Türkiye'yi yasa boğan, binlerce insanın yaşamını yitirdiği 17 Ağustos 1999 Marmara Depremi'nde görevlerinin başında olan basın mensupları, aradan 23 yıl geçmesine rağmen objektiflerine yansıyan acıları unutamıyor.
Yalova'da o dönem yerel basın ve belediyenin basın birimi çalışanları, kendi acılarını unutup ailelerini güvenli bölgelere bıraktıktan sonra fotoğraf makinesi ve kameralarını alarak görevlerini yaptı.
Günlük yayımlanan yerel bir gazetenin muhabirliğinden emekli Bülent Güler, saat 03.02'de yaşanan deprem felaketinde bölgenin büyük acılar yaşadığını söyledi.
"Depremde sadece binaların sallandığını zannederdik ama bizler evlerimizde hopladık zıpladık, ters döndük. Sarsıntının bitimiyle ilk önce yakınlarımızdan haber almaya çalıştık" diyen Güler, gün aydınlandığında gazete binasına geldiklerini anlattı.
Mesai arkadaşlarıyla acılarını bir yana bırakıp görevlerini yapmaya çalıştıklarını belirten Güler, şöyle devam etti:
"Gazetemizin patronu rahmetli Hikmet Yurdagül bizi bir araya toplayarak 'Gazetecinin acılı günü olamaz, hepimiz görevimizi yapmaya devam edeceğiz' dedi. Bizler makinelerimizi aldık ve bilgi toplamak üzere şehri dolaşmaya başladık. Araç bulma şansımız yoktu. Ayrıca enkazdan dolayı yollar da kapalıydı. Elektrik yoktu. Filmli makinelerle çekim yapıyorduk. En çok yıkımın olduğu Hacımehmet Ovası ve Siteler mevkisine gittik. O yıkımları gördüğümüzde içimiz acıyarak işimizi yapıyorduk."
Güler, güvenlik nedeniyle binalara girişin yasak olduğu dönemde işlerini yapabilmeleri için Bursa'daki gazetelerden destek gördüklerini aktardı.
Ailelerini birer ikişer dakika gördükten sonra hep haber peşinde koştuklarını dile getiren Güler, "Zor ve meşakkatli günlerdi. Allah bir daha böyle bir acı yaşatmasın" ifadesini kullandı.
'Arkadaşlarımı gördüğümde işim daha da zorlaştı'
Yalova Belediyesinin basın biriminde kameramanlıktan emekli Metin Kar ise depreme evinde ailesiyle uyuduğu sırada yakalandığını anlattı.

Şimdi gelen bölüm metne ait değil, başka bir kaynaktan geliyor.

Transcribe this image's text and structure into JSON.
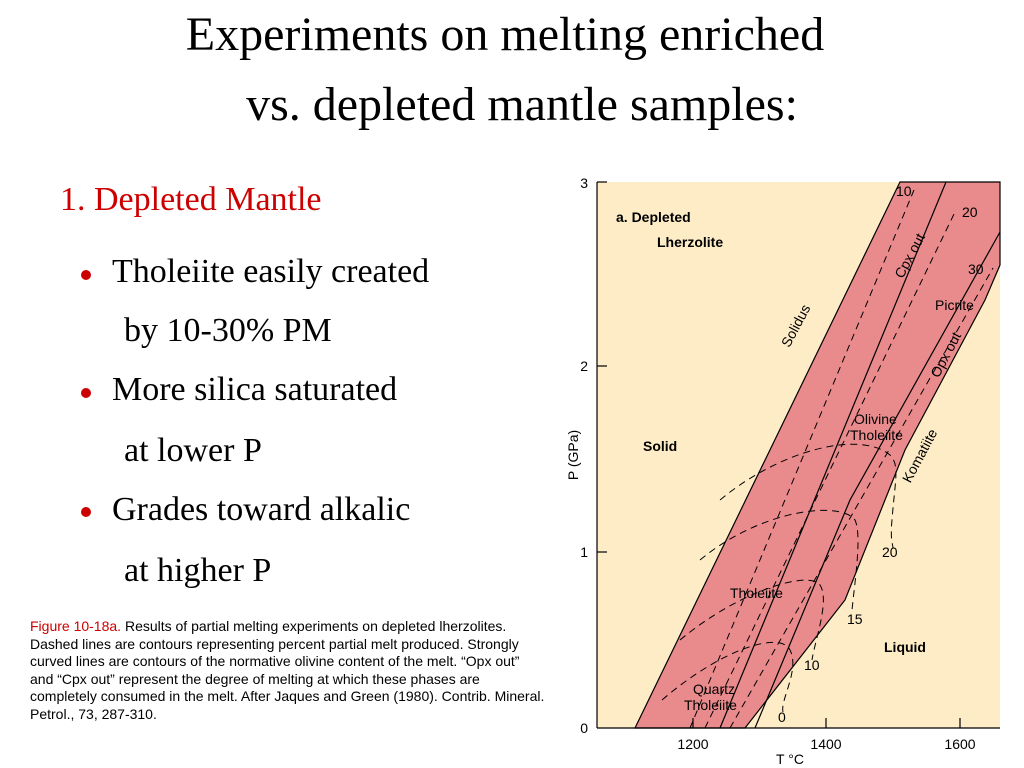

İlk olarak ailesini güvenli bir yere yerleştirdikten sonra belediyeye gittiğini ancak binaya giremediklerini ifade eden Kar, şöyle konuştu:
"Gün aydınlandığında binaya girip hemen kamera ve fotoğraf makinemi alıp yıkımın yaşandığı bölgelere gittim. Herkesin acısını görürken biz de yaşadığımız şokla ne çekeceğimizi bilmiyorduk. Bir süre sonra görevim gereği gördüğüm enkazları fotoğraflamaya başladım. Bir süre çekim yapıp kriz merkezine geçtim. Kriz merkezinde yıkımın olduğu bölgeler ve durum hakkında bilgi edindikten sonra en çok yıkımın olduğu bölge olan Hacımehmet Ovası'na gittim.

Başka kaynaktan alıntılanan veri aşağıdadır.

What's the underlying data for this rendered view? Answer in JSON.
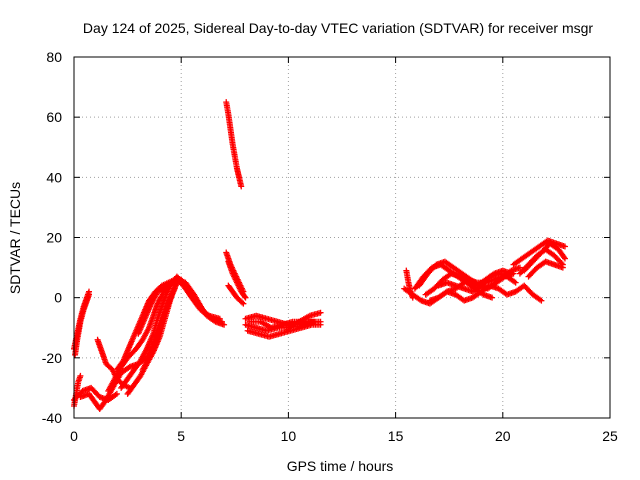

Bölgeye ulaştığımda çok büyük bir yıkım gördüm. İnsanlar enkaz başında kurtarma çalışmaları yapıyordu. Arkadaşlarımı gördüğümde işim daha da zorlaştı. Bir yandan yaşadığımız acı vardı ama bir yandan da görevimizi yapmalıydık. O anki fotoğraflar inanın beni çok zorladı. Yalova'ya çevre illerden yardımlar ulaşmaya başladıkça kriz merkezinde koordineli bir şekilde yardımların dağıtımını görüntülemeye çalıştım. Çevre illerden yardımlar ve kurtarma ekipleri geldikçe çalışmalar hızlandı. Bir süre sonra acı bilanço daha çok ortaya çıkmış oldu. Yaşadığımız acı çok büyüktü. Hastanelerdeki yaralıların durumları ve gördüğümüz yıkım kelimelerle anlatılamayacak kadar zordu. Allah tekrar yaşatmasın."